After the ‘90s, brown sugar, okra, lentils and split chickpeas, to name a few, were considered “poor people’s” food or “not a decent meal”, at the very least.

Vegetarian substitutes such as soy sparked similar rejection among the population, as it was used as an alternative in poorly presented products and sold since the nineties, such as minced soy or soy yogurts.

On the contrary, the fantasy, diversion and longing for products in shortage, such as meat and fish, amplified their value, to the point that they are considered the only sources of protein.

As a result of all of the above, you can hear phrases on the island like: “we Cubans became vegetarians in the nineties.” Memories of scarcity in this decade automatically eliminate any kind of affection for the foods they ate at this time.
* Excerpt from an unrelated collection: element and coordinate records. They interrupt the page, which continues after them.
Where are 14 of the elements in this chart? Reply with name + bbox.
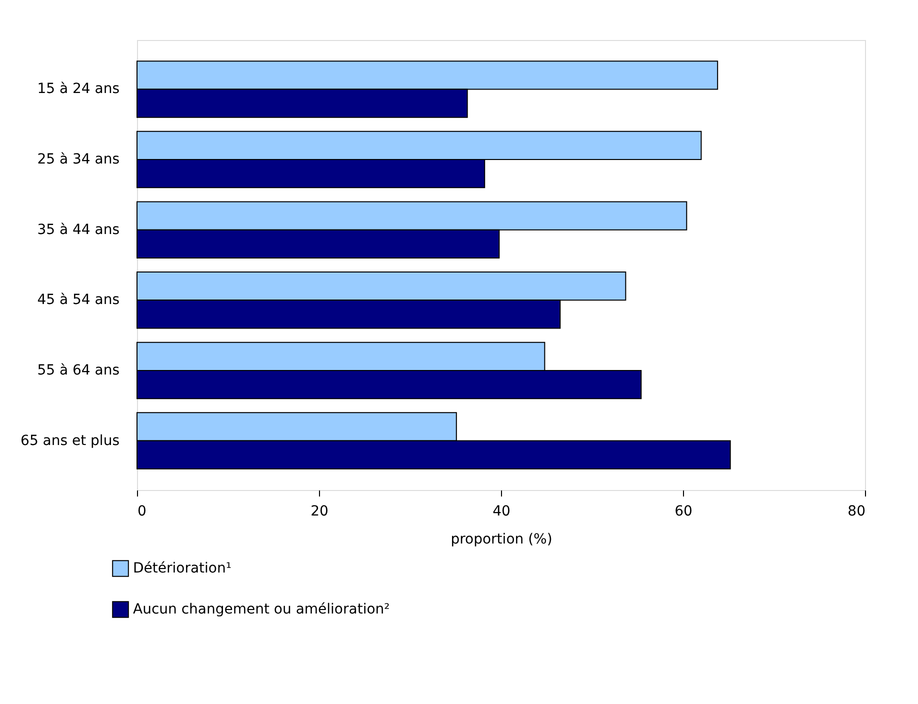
y-tick-label: 45 à 54 ans bbox=[37, 292, 120, 308]
y-tick-label: 15 à 24 ans bbox=[37, 81, 120, 98]
x-tick-label: 20 bbox=[310, 504, 328, 520]
y-tick-label: 35 à 44 ans bbox=[37, 222, 120, 238]
legend-label: Détérioration¹ bbox=[133, 560, 232, 576]
legend-label: Aucun changement ou amélioration² bbox=[133, 602, 390, 618]
y-tick-label: 55 à 64 ans bbox=[37, 362, 120, 378]
x-tick-label: 0 bbox=[138, 504, 146, 520]
x-tick-label: 40 bbox=[492, 504, 510, 520]
x-tick-label: 60 bbox=[674, 504, 692, 520]
y-tick-label: 65 ans et plus bbox=[20, 432, 120, 449]
x-tick-label: 80 bbox=[848, 504, 866, 520]
y-tick-label: 25 à 34 ans bbox=[37, 152, 120, 168]
x-axis-title: proportion (%) bbox=[450, 532, 552, 548]
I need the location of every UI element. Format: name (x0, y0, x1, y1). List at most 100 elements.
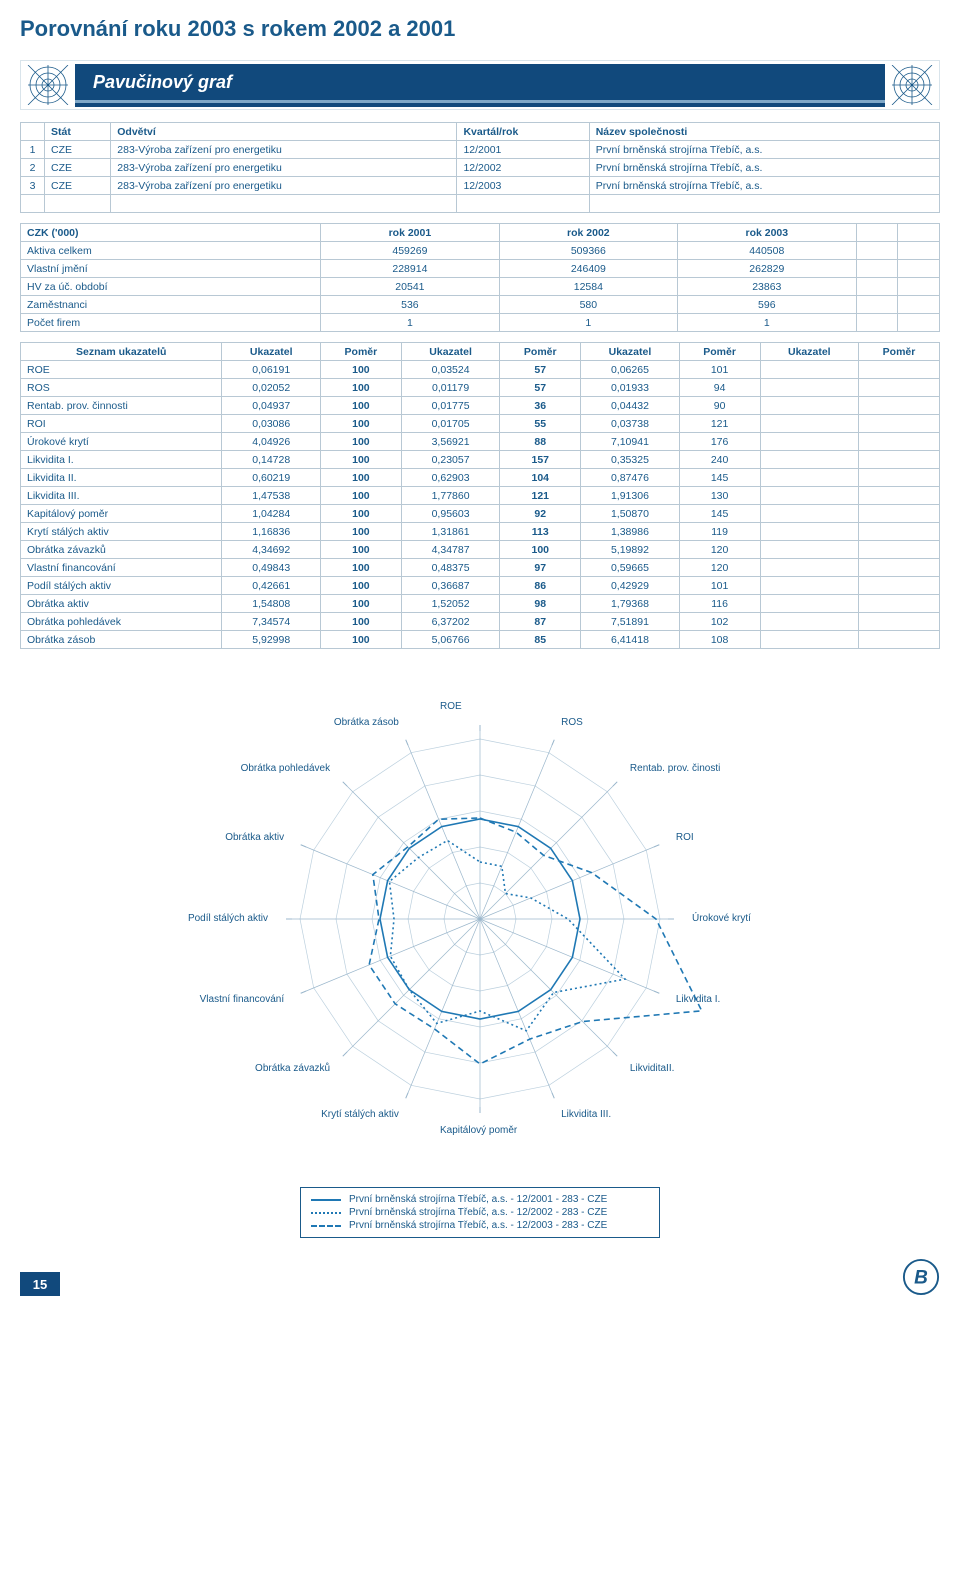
table-cell: 1,04284 (222, 505, 320, 523)
table-row: Počet firem111 (21, 314, 940, 332)
table-cell: 98 (500, 595, 581, 613)
table-cell: 0,01933 (581, 379, 679, 397)
col-header: rok 2003 (678, 224, 856, 242)
axis-label: Obrátka zásob (334, 717, 399, 728)
col-header: Poměr (859, 343, 940, 361)
page-number: 15 (20, 1272, 60, 1296)
table-cell: 87 (500, 613, 581, 631)
table-cell: CZE (45, 159, 111, 177)
table-cell: 113 (500, 523, 581, 541)
table-cell: 100 (320, 397, 401, 415)
table-cell: ROI (21, 415, 222, 433)
table-cell (760, 433, 858, 451)
table-row: 3CZE283-Výroba zařízení pro energetiku12… (21, 177, 940, 195)
table-cell: 100 (320, 613, 401, 631)
table-cell (760, 559, 858, 577)
table-cell: 57 (500, 361, 581, 379)
table-cell: 1,91306 (581, 487, 679, 505)
table-row: ROI0,030861000,01705550,03738121 (21, 415, 940, 433)
table-cell: 0,03738 (581, 415, 679, 433)
table-cell (760, 397, 858, 415)
table-cell: 0,06265 (581, 361, 679, 379)
table-cell: CZE (45, 177, 111, 195)
col-header (898, 224, 940, 242)
table-cell: 157 (500, 451, 581, 469)
col-header: CZK ('000) (21, 224, 321, 242)
table-cell: 104 (500, 469, 581, 487)
col-header: rok 2001 (321, 224, 499, 242)
banner-title: Pavučinový graf (75, 64, 885, 107)
table-cell: 459269 (321, 242, 499, 260)
table-cell: 97 (500, 559, 581, 577)
axis-label: Likvidita III. (561, 1109, 611, 1120)
table-cell: 7,10941 (581, 433, 679, 451)
table-cell: 7,51891 (581, 613, 679, 631)
table-cell: 2 (21, 159, 45, 177)
table-row: Likvidita II.0,602191000,629031040,87476… (21, 469, 940, 487)
col-header (21, 123, 45, 141)
table-cell (760, 523, 858, 541)
table-cell (859, 379, 940, 397)
table-row: Likvidita I.0,147281000,230571570,353252… (21, 451, 940, 469)
table-cell (760, 487, 858, 505)
table-cell (859, 523, 940, 541)
table-cell (859, 559, 940, 577)
table-cell: 101 (679, 361, 760, 379)
table-cell: 1 (499, 314, 677, 332)
table-row: Zaměstnanci536580596 (21, 296, 940, 314)
table-cell (760, 613, 858, 631)
chart-legend: První brněnská strojírna Třebíč, a.s. - … (300, 1187, 660, 1238)
col-header: Odvětví (111, 123, 457, 141)
col-header: Ukazatel (581, 343, 679, 361)
legend-item: První brněnská strojírna Třebíč, a.s. - … (311, 1194, 649, 1205)
table-row: Úrokové krytí4,049261003,56921887,109411… (21, 433, 940, 451)
table-cell: 100 (320, 577, 401, 595)
table-cell (760, 469, 858, 487)
axis-label: ROE (440, 701, 462, 712)
summary-table: CZK ('000)rok 2001rok 2002rok 2003Aktiva… (20, 223, 940, 332)
table-row: HV za úč. období205411258423863 (21, 278, 940, 296)
table-cell: 1,52052 (401, 595, 499, 613)
indicators-table: Seznam ukazatelůUkazatelPoměrUkazatelPom… (20, 342, 940, 649)
table-cell: 0,60219 (222, 469, 320, 487)
table-cell: 0,14728 (222, 451, 320, 469)
axis-label: Obrátka pohledávek (241, 763, 331, 774)
table-cell: 116 (679, 595, 760, 613)
table-cell: 100 (320, 523, 401, 541)
table-cell: Rentab. prov. činnosti (21, 397, 222, 415)
table-cell (898, 314, 940, 332)
legend-text: První brněnská strojírna Třebíč, a.s. - … (349, 1194, 607, 1205)
table-row: 1CZE283-Výroba zařízení pro energetiku12… (21, 141, 940, 159)
table-row: Obrátka pohledávek7,345741006,37202877,5… (21, 613, 940, 631)
col-header: Stát (45, 123, 111, 141)
table-cell: 100 (320, 487, 401, 505)
table-cell: 0,06191 (222, 361, 320, 379)
table-cell: 12584 (499, 278, 677, 296)
table-cell (859, 451, 940, 469)
table-cell: 102 (679, 613, 760, 631)
table-cell (760, 379, 858, 397)
table-cell: Vlastní jmění (21, 260, 321, 278)
table-row: Vlastní jmění228914246409262829 (21, 260, 940, 278)
table-cell (859, 577, 940, 595)
table-cell: 283-Výroba zařízení pro energetiku (111, 177, 457, 195)
table-cell: 12/2001 (457, 141, 589, 159)
col-header: Kvartál/rok (457, 123, 589, 141)
table-cell: 3 (21, 177, 45, 195)
legend-line-icon (311, 1212, 341, 1214)
table-cell: 176 (679, 433, 760, 451)
table-cell (859, 613, 940, 631)
table-cell: 0,49843 (222, 559, 320, 577)
table-cell: 0,35325 (581, 451, 679, 469)
table-cell: 100 (320, 631, 401, 649)
table-cell: 100 (320, 379, 401, 397)
table-cell: 85 (500, 631, 581, 649)
corner-logo-icon: B (902, 1258, 940, 1296)
table-cell: 130 (679, 487, 760, 505)
axis-label: Krytí stálých aktiv (321, 1109, 399, 1120)
table-cell: 4,04926 (222, 433, 320, 451)
table-cell: Obrátka aktiv (21, 595, 222, 613)
table-cell: Počet firem (21, 314, 321, 332)
table-cell (859, 469, 940, 487)
table-cell: 55 (500, 415, 581, 433)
In response to vegetarianism, we also hear: “grass is for horses” or the warning “you’re going to get sick like that.”

There is a strong doubt in Cuba’s social imagination that vegetarian diets are nutritionally suitable for pregnant women, children, or the elderly like the FAO assures us they are.

Despite private initiatives in Cuba today, economic, ideological, and socio-cultural obstacles affect people’s free choice of food.

Veganism has obvious advantages as an alternative diet on the island: it helps to manage weight control; includes higher fiber and eliminates toxins; prevents diseases such as cancer of organs linked to digestion, cardiovascular diseases, and diabetes; it’s a relatively cheap diet.

However, in order for it to be effective, it needs to be complemented with a wide and varied selection of foods, enriched with protein and amino acids that vegetables aren’t able to supplement on their own (vitamin B12, tryptophan, etc.).

Talking about veganism and vegetarianism in Cuba today isn’t a fancy or gastronomic snobbery, but a valid trend, a basic option in people’s right to food. Above all else, it implies a political stance; it represents the guarantee to live a full life, in line with individual ethics and political principles.

Even so, if the statement “the future is vegan” is true, we Cubans will have to wait to become a part of it.